STOCKTON, Calif. (AP) - A teenager accused of abandoning her newborn baby in a building’s dumpster in Northern California in scorching heat was cited for child abuse and will be released to her parents after she leaves the hospital, police said Wednesday.
Two people found the boy wrapped in a blanket inside a plastic bag Tuesday afternoon in Stockton, about 50 miles (80 kilometers) south of Sacramento. Officers later found his 15-year-old mother while canvassing the apartment complex, but it’s unclear if she lives there, Stockton Police Department spokesman Officer Joseph Silva said.
An apartment complex resident heard cries and notified the manager, who pulled the child from the building’s dumpster, Silva said.
The boy, who weighed 6 pounds and 7 ounces (2.9 kilograms) and was 20 inches (51 centimeters) long, still had his umbilical cord and was taken to a hospital, where he was doing well Wednesday, Silva said.

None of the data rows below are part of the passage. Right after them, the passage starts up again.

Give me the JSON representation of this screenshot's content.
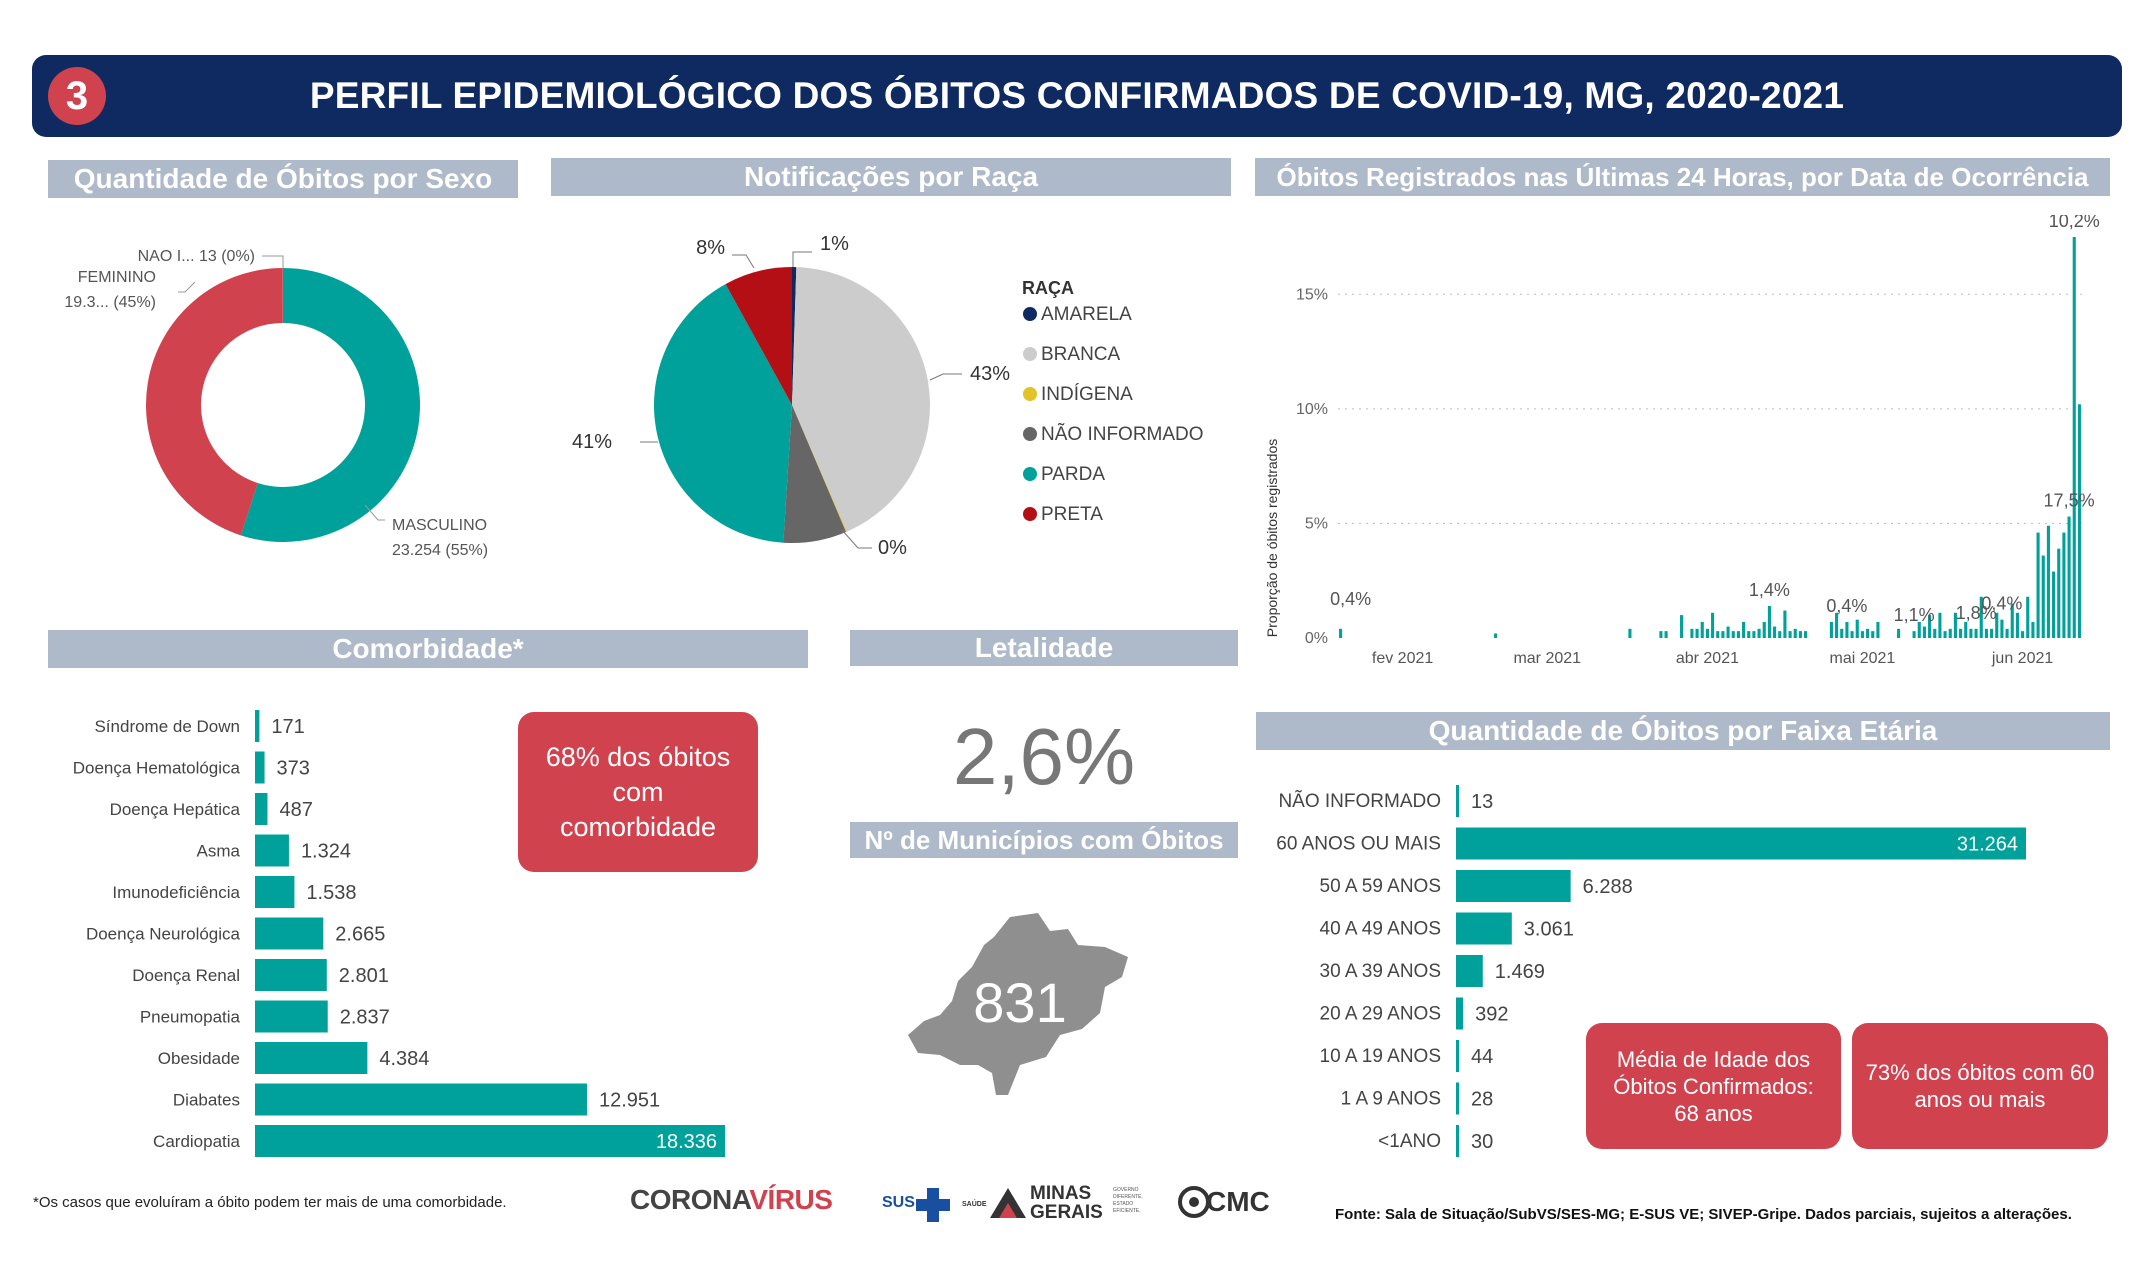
{
  "header": {
    "number": "3",
    "title": "PERFIL EPIDEMIOLÓGICO DOS ÓBITOS CONFIRMADOS DE COVID-19, MG, 2020-2021"
  },
  "sections": {
    "sexo": "Quantidade de Óbitos por Sexo",
    "raca": "Notificações por Raça",
    "ultimas24": "Óbitos Registrados nas Últimas 24 Horas, por Data de Ocorrência",
    "comorbidade": "Comorbidade*",
    "letalidade": "Letalidade",
    "municipios": "Nº de Municípios com Óbitos",
    "faixa": "Quantidade de Óbitos por Faixa Etária"
  },
  "letalidade_value": "2,6%",
  "municipios_value": "831",
  "comorbidade_box": "68% dos óbitos com comorbidade",
  "media_idade_box": "Média de Idade dos Óbitos Confirmados: 68 anos",
  "acima60_box": "73% dos óbitos com 60 anos ou mais",
  "footnote": "*Os casos que evoluíram a óbito podem ter mais de uma comorbidade.",
  "source": "Fonte: Sala de Situação/SubVS/SES-MG; E-SUS VE; SIVEP-Gripe. Dados parciais, sujeitos a alterações.",
  "logos": {
    "corona_a": "CORONA",
    "corona_b": "VÍRUS",
    "sus": "SUS",
    "saude": "SAÚDE",
    "minas": "MINAS",
    "gerais": "GERAIS",
    "governo": "GOVERNO DIFERENTE. ESTADO EFICIENTE.",
    "cmc": "CMC"
  },
  "colors": {
    "teal": "#00a19a",
    "red": "#d1424f",
    "navy": "#0e2a61",
    "section": "#aeb9c9"
  },
  "chart_data": [
    {
      "type": "pie",
      "variant": "donut",
      "title": "Quantidade de Óbitos por Sexo",
      "slices": [
        {
          "name": "MASCULINO",
          "label": "MASCULINO",
          "value_label": "23.254 (55%)",
          "value": 55,
          "color": "#00a19a"
        },
        {
          "name": "FEMININO",
          "label": "FEMININO",
          "value_label": "19.3... (45%)",
          "value": 45,
          "color": "#d1424f"
        },
        {
          "name": "NAO I...",
          "label": "NAO I... 13 (0%)",
          "value_label": "",
          "value": 0.03,
          "color": "#888888"
        }
      ]
    },
    {
      "type": "pie",
      "title": "Notificações por Raça",
      "legend_title": "RAÇA",
      "legend_position": "right",
      "slices": [
        {
          "name": "AMARELA",
          "value": 0.5,
          "label": "1%",
          "color": "#0e2a61"
        },
        {
          "name": "BRANCA",
          "value": 43,
          "label": "43%",
          "color": "#cccccc"
        },
        {
          "name": "INDÍGENA",
          "value": 0.1,
          "label": "0%",
          "color": "#e3c227"
        },
        {
          "name": "NÃO INFORMADO",
          "value": 7.4,
          "label": "",
          "color": "#666666"
        },
        {
          "name": "PARDA",
          "value": 41,
          "label": "41%",
          "color": "#00a19a"
        },
        {
          "name": "PRETA",
          "value": 8,
          "label": "8%",
          "color": "#b40f14"
        }
      ]
    },
    {
      "type": "bar",
      "title": "Óbitos Registrados nas Últimas 24 Horas, por Data de Ocorrência",
      "ylabel": "Proporção de óbitos registrados",
      "ylim": [
        0,
        17.5
      ],
      "yticks": [
        {
          "v": 0,
          "t": "0%"
        },
        {
          "v": 5,
          "t": "5%"
        },
        {
          "v": 10,
          "t": "10%"
        },
        {
          "v": 15,
          "t": "15%"
        }
      ],
      "xtick_labels": [
        "fev 2021",
        "mar 2021",
        "abr 2021",
        "mai 2021",
        "jun 2021"
      ],
      "xtick_index": [
        12,
        40,
        71,
        101,
        132
      ],
      "values": [
        0.4,
        0,
        0,
        0,
        0,
        0,
        0,
        0,
        0,
        0,
        0,
        0,
        0,
        0,
        0,
        0,
        0,
        0,
        0,
        0,
        0,
        0,
        0,
        0,
        0,
        0,
        0,
        0,
        0,
        0,
        0.2,
        0,
        0,
        0,
        0,
        0,
        0,
        0,
        0,
        0,
        0,
        0,
        0,
        0,
        0,
        0,
        0,
        0,
        0,
        0,
        0,
        0,
        0,
        0,
        0,
        0,
        0.4,
        0,
        0,
        0,
        0,
        0,
        0.3,
        0.3,
        0,
        0,
        1,
        0,
        0.4,
        0.4,
        0.7,
        0.4,
        1.1,
        0.3,
        0.3,
        0.5,
        0.3,
        0.3,
        0.7,
        0.3,
        0.3,
        0.4,
        0.7,
        1.4,
        0.5,
        0.3,
        1.2,
        0.3,
        0.4,
        0.3,
        0.3,
        0,
        0,
        0,
        0,
        0.7,
        1.1,
        0.4,
        0.7,
        0.3,
        0.8,
        0.3,
        0.4,
        0.3,
        0.7,
        0,
        0,
        0,
        0.4,
        0,
        0,
        0.3,
        0.7,
        0.5,
        1,
        0.4,
        1.1,
        0.3,
        0.4,
        1.1,
        0.4,
        0.7,
        0.4,
        0.4,
        1.8,
        0.4,
        0.4,
        1.1,
        0.8,
        0.4,
        1.5,
        1.1,
        0.3,
        1.8,
        0.7,
        4.6,
        3.6,
        4.9,
        2.9,
        3.9,
        4.6,
        5.3,
        17.5,
        10.2
      ],
      "data_labels": [
        {
          "i": 0,
          "t": "0,4%"
        },
        {
          "i": 83,
          "t": "1,4%"
        },
        {
          "i": 98,
          "t": "0,4%"
        },
        {
          "i": 111,
          "t": "1,1%"
        },
        {
          "i": 123,
          "t": "1,8%"
        },
        {
          "i": 128,
          "t": "0,4%"
        },
        {
          "i": 141,
          "t": "17,5%"
        },
        {
          "i": 142,
          "t": "10,2%"
        }
      ],
      "grid": true
    },
    {
      "type": "bar",
      "orientation": "horizontal",
      "title": "Comorbidade*",
      "categories": [
        "Síndrome de Down",
        "Doença Hematológica",
        "Doença Hepática",
        "Asma",
        "Imunodeficiência",
        "Doença Neurológica",
        "Doença Renal",
        "Pneumopatia",
        "Obesidade",
        "Diabates",
        "Cardiopatia"
      ],
      "values": [
        171,
        373,
        487,
        1324,
        1538,
        2665,
        2801,
        2837,
        4384,
        12951,
        18336
      ],
      "value_labels": [
        "171",
        "373",
        "487",
        "1.324",
        "1.538",
        "2.665",
        "2.801",
        "2.837",
        "4.384",
        "12.951",
        "18.336"
      ]
    },
    {
      "type": "bar",
      "orientation": "horizontal",
      "title": "Quantidade de Óbitos por Faixa Etária",
      "categories": [
        "NÃO INFORMADO",
        "60 ANOS OU MAIS",
        "50 A 59 ANOS",
        "40 A 49 ANOS",
        "30 A 39 ANOS",
        "20 A 29 ANOS",
        "10 A 19 ANOS",
        "1 A 9 ANOS",
        "<1ANO"
      ],
      "values": [
        13,
        31264,
        6288,
        3061,
        1469,
        392,
        44,
        28,
        30
      ],
      "value_labels": [
        "13",
        "31.264",
        "6.288",
        "3.061",
        "1.469",
        "392",
        "44",
        "28",
        "30"
      ]
    }
  ]
}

It’s unclear how long the child was in the dumpster, when temperatures in the area reached 102 degrees (39 Celsius). The dumpster was under a tree.
The police department received several messages via social media asking how the child could be adopted, Silva said.
“We refer those calls to Child Protective Services,” which is caring for the baby boy, Silva said.
Apartment managers told KTXL-TV they spotted the teen mom walking into the complex Tuesday morning and did not recognize her as one of their renters.
No one answered at the unit where she was found. No one living nearby could tell KTXL who lived there.
Detectives are still trying to determine her connection to the building, Silva said.
Silva called the resident and the building manager who found the boy heroes and said they probably prevented the newborn’s death.
“If they did not spring into action so quickly, this incident could have become a tragedy,” he said.
Resident Troy Cooper told the Stockton Record he was returning home from visiting a friend when he heard what sounded like a kitten and a baby crying at the same. Something told him to investigate, and it was then that he saw something moving inside the dumpster.
Cooper was unable to get into the dumpster so he called on-site manager John Pedebone.
“I tried to listen, and I saw the bag was moving,” Pedebone said. “My first thought was that it was probably a dog, but when I listened carefully, I could hear the baby.”
Pedebone, who has four children, said that as a father he was left feeling saddened and confused but found comfort in knowing the baby is doing well.
“Hopefully,” he said, “everything will be fine.”
Pedebone didn’t immediately return a message from The Associated Press seeking comment.